2. Le spese processuali di fr.

500.– sono poste a carico

dell'appellante, che rifonderà alla controparte fr. 800.– per ripetibili.

3. Notificazione a:

;

.

Comunicazione

alla Pretura del Distretto di Bellinzona.

Per la prima Camera civile del Tribunale d'appello

Il

presidente La

vicecancelliera

Rimedi

giuridici

Nelle

cause senza carattere pecuniario il ricorso in materia civile al Tribunale

federale, 1000 Losanna 14, è ammissibile contro le decisioni finali, parziali,

pregiudiziali e incidentali previste dagli art. 90 a 93 LTF per i motivi

enunciati dagli art. 95 a 98 LTF entro 30 giorni dalla notificazione della

decisione impugnata. Nelle cause aventi carattere pecuniario invece il ricorso

in materia civile è am­missi­bile soltanto se il valore litigioso ammonta ad

almeno 30 000 franchi; quando il valore litigioso non raggiunge tale somma, il

ricorso in materia civile è ammissibile se la controversia concerne una

questione di diritto di importanza fondamentale (art. 74 LTF).

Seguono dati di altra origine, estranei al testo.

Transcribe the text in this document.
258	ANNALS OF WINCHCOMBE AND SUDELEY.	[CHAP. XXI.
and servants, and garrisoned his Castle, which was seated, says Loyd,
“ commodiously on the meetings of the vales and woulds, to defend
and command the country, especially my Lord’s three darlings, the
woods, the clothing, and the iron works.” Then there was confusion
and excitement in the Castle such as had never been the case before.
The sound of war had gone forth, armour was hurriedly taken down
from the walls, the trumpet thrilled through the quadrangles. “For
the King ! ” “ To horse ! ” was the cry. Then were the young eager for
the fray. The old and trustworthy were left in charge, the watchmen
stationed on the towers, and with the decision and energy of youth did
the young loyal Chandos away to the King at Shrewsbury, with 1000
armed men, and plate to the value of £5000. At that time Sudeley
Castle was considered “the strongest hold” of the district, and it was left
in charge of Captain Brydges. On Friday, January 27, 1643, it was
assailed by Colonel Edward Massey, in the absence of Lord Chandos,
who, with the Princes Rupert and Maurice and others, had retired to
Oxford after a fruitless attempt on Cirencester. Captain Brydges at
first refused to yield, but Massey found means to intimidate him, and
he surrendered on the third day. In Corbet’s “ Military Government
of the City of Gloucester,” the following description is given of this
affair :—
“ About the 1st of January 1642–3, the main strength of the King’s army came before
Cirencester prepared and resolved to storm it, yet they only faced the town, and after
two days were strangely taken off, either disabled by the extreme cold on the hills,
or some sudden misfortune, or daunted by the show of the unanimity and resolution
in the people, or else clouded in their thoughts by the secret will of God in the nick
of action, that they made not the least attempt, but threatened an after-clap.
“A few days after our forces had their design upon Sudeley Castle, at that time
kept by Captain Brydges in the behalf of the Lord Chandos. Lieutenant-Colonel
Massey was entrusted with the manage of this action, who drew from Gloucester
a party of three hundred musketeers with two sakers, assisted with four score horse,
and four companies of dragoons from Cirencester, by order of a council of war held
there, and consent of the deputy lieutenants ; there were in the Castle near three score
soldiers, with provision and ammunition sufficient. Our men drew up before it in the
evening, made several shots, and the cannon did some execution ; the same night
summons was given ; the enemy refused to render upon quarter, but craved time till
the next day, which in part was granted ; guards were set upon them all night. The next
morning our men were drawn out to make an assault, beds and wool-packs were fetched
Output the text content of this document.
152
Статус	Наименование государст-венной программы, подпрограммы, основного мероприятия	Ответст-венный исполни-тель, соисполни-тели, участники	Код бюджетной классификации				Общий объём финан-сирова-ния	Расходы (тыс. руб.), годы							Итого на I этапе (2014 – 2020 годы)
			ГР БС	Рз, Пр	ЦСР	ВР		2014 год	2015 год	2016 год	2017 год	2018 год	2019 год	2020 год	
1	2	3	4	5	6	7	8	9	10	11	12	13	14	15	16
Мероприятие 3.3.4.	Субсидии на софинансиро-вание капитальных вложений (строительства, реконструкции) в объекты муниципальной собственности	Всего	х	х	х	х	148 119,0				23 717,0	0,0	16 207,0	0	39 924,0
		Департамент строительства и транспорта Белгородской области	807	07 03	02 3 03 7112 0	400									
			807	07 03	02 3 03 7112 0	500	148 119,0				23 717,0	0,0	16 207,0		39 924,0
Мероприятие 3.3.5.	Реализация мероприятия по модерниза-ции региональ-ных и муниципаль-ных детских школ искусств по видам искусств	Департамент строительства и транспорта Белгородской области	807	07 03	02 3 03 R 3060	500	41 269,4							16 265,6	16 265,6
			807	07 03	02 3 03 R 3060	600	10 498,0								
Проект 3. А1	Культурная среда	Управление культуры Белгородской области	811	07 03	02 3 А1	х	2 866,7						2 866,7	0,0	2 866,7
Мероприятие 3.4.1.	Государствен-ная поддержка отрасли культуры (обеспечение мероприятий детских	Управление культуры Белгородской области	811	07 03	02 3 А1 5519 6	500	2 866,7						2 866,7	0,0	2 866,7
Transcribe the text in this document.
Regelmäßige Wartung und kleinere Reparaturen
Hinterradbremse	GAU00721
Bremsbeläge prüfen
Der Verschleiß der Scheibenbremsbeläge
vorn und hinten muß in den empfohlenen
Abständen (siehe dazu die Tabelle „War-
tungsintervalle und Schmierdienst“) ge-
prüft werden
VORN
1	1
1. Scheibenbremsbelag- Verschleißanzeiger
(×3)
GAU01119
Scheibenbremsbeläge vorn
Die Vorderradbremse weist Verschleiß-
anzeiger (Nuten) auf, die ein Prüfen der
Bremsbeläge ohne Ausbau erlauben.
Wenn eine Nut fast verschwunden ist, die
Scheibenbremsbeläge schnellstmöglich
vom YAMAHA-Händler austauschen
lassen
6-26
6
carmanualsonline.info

Laddove non sia

ammissibile il ricorso in materia civile è dato, entro lo stesso termine, il ricorso sussidiario in materia costituzionale

al Tribunale federale per i motivi previsti dall'art. 116 LTF (art. 113

LTF). Il termine di ricorso al Tribunale federale è sospeso durante le ferie

giudiziarie, ma non nei procedimenti concernenti l'effetto sospensivo né altre

misure provvisionali (art. 46 cpv. 2 LTF).